More Fences

More Fences

The new Israeli security barrier in the Golan Heights threatens to deepen a claim to territory gained by force.

If it is possible to invest in companies that supply fencing material to the Israel government, they should be rated a “buy”. Likewise with any companies that make the components of the barriers that Israel sometimes calls fences but are actually more like walls. We're familiar with the fence/wall that Israel has constructed in the Palestinian-inhabited West Bank and that the Israelis have periodically extended and enhanced. Recently Israeli prime minister Benjamin Netanyahu inspected a new fence his government has constructed along the border with Egypt. Now he has announced his intention to construct an enhanced barrier in the Syrian Golan Heights.

The more recent construction is understandable in terms of security incidents that have originated in Egypt or Syria during the past couple of years and have touched Israel. A nation has to protect its borders. And the line between Israel and the Egyptian Sinai actually is an international border. But the fenced line in Syria is not. It is only a cease-fire line left over from previous Israeli-Syrian warfare. Notwithstanding any immediate, tactical security needs that Israel speaks about, the barrier there threatens to become, like the barrier in the West Bank, a steel and concrete monument to indefinite occupation of territory conquered by force of arms.

In 2000, well after the cease-fire line was established, Israel and Syria came tantalizingly close to a peace agreement that would have included return of the Golan Heights to Syria. The negotiations came down to the disposition of a few meters of dirt going back from the water's edge along the northeastern shore of Lake Tiberias. But then Ehud Barak added back a few hundred meters worth of demands that would have negated the principle of respecting the lines that existed before the 1967 war, and the talks collapsed. After that, Israelis settled back into the comfort of the status quo, while the Assads kept the cease-fire line remarkably quiet and the growing dominance of the Right in Israeli politics reduced official Israeli thinking about any return of territory. Reportedly there was another tentative stab at negotiations a couple of years ago before the Arab Spring got under way, but it is questionable whether Netanyahu was ever seriously thinking about returning the Golan.

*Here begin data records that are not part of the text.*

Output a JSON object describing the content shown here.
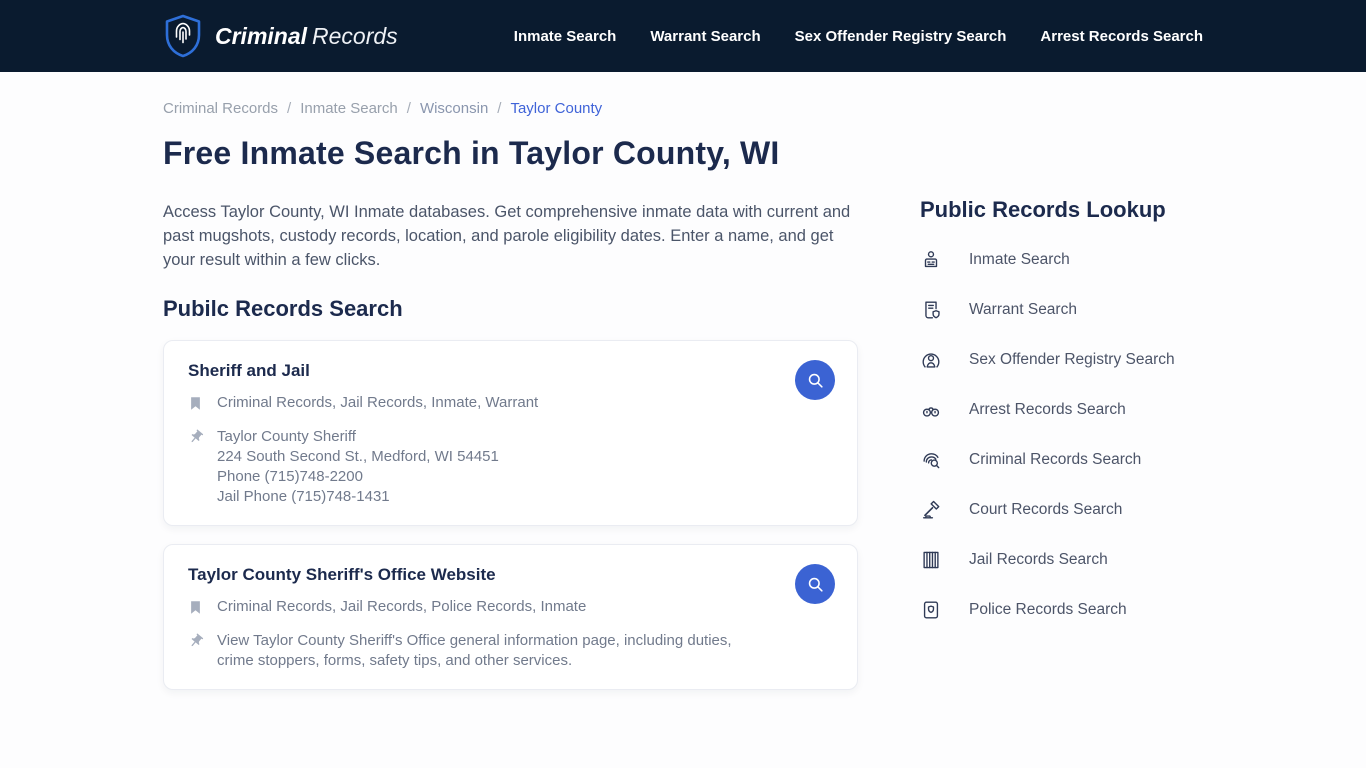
{
  "header": {
    "brand": {
      "bold": "Criminal",
      "regular": "Records"
    },
    "nav": [
      {
        "label": "Inmate Search"
      },
      {
        "label": "Warrant Search"
      },
      {
        "label": "Sex Offender Registry Search"
      },
      {
        "label": "Arrest Records Search"
      }
    ]
  },
  "breadcrumb": {
    "separator": "/",
    "items": [
      {
        "label": "Criminal Records"
      },
      {
        "label": "Inmate Search"
      },
      {
        "label": "Wisconsin"
      },
      {
        "label": "Taylor County"
      }
    ]
  },
  "page": {
    "title": "Free Inmate Search in Taylor County, WI",
    "intro": "Access Taylor County, WI Inmate databases. Get comprehensive inmate data with current and past mugshots, custody records, location, and parole eligibility dates. Enter a name, and get your result within a few clicks.",
    "section_heading": "Pubilc Records Search"
  },
  "cards": [
    {
      "title": "Sheriff and Jail",
      "tags": "Criminal Records, Jail Records, Inmate, Warrant",
      "details": [
        "Taylor County Sheriff",
        "224 South Second St., Medford, WI 54451",
        "Phone (715)748-2200",
        "Jail Phone (715)748-1431"
      ],
      "action_icon": "search-icon"
    },
    {
      "title": "Taylor County Sheriff's Office Website",
      "tags": "Criminal Records, Jail Records, Police Records, Inmate",
      "details": [
        "View Taylor County Sheriff's Office general information page, including duties, crime stoppers, forms, safety tips, and other services."
      ],
      "action_icon": "search-icon"
    }
  ],
  "sidebar": {
    "heading": "Public Records Lookup",
    "items": [
      {
        "label": "Inmate Search",
        "icon": "inmate-search-icon"
      },
      {
        "label": "Warrant Search",
        "icon": "warrant-search-icon"
      },
      {
        "label": "Sex Offender Registry Search",
        "icon": "sex-offender-registry-icon"
      },
      {
        "label": "Arrest Records Search",
        "icon": "arrest-records-icon"
      },
      {
        "label": "Criminal Records Search",
        "icon": "criminal-records-search-icon"
      },
      {
        "label": "Court Records Search",
        "icon": "court-records-icon"
      },
      {
        "label": "Jail Records Search",
        "icon": "jail-records-icon"
      },
      {
        "label": "Police Records Search",
        "icon": "police-records-icon"
      }
    ]
  },
  "colors": {
    "nav_bg": "#0a1b2f",
    "accent_blue": "#3b63d3",
    "logo_blue": "#2e6fd8",
    "heading_navy": "#1c2a4d",
    "breadcrumb_gray": "#98a0ac",
    "breadcrumb_active": "#3f63d8",
    "body_gray": "#4b5569",
    "muted_gray": "#717a8c"
  }
}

The Arab Spring has reduced the Israeli comfort level. The turmoil in Syria has been the most intense and bloody manifestation of the region-wide political fervor and change that have given the Israelis several reasons to worry. Whatever new regime emerges from the current civil war will be less predictable than the devils-we-know that the Assads have been, and the new Syrian political order almost certainly will be, like new political orders in other Arab countries, less restrained than the old orders in voicing and acting upon the grievances that all Arabs have with Israel. Then there is the specifically Syrian grievance, which is the continued occupation of the Golan Heights. No Syrian regime can ignore it, and no new Syrian regime is likely to fall into the Assad regime's groove of what amounted to de facto acceptance of the status quo.

So the walking back from those last few meters along the lake, along with later unwillingness to part with the Golan, appears to preclude Israel being able to achieve peace with the last of its immediate neighbors. (There are peace treaties already, of course, with Egypt and Jordan, and relations with Lebanon are likely to follow the lead of relations with Syria.) Fences may be able to keep out infiltrators, but they do not bring peace.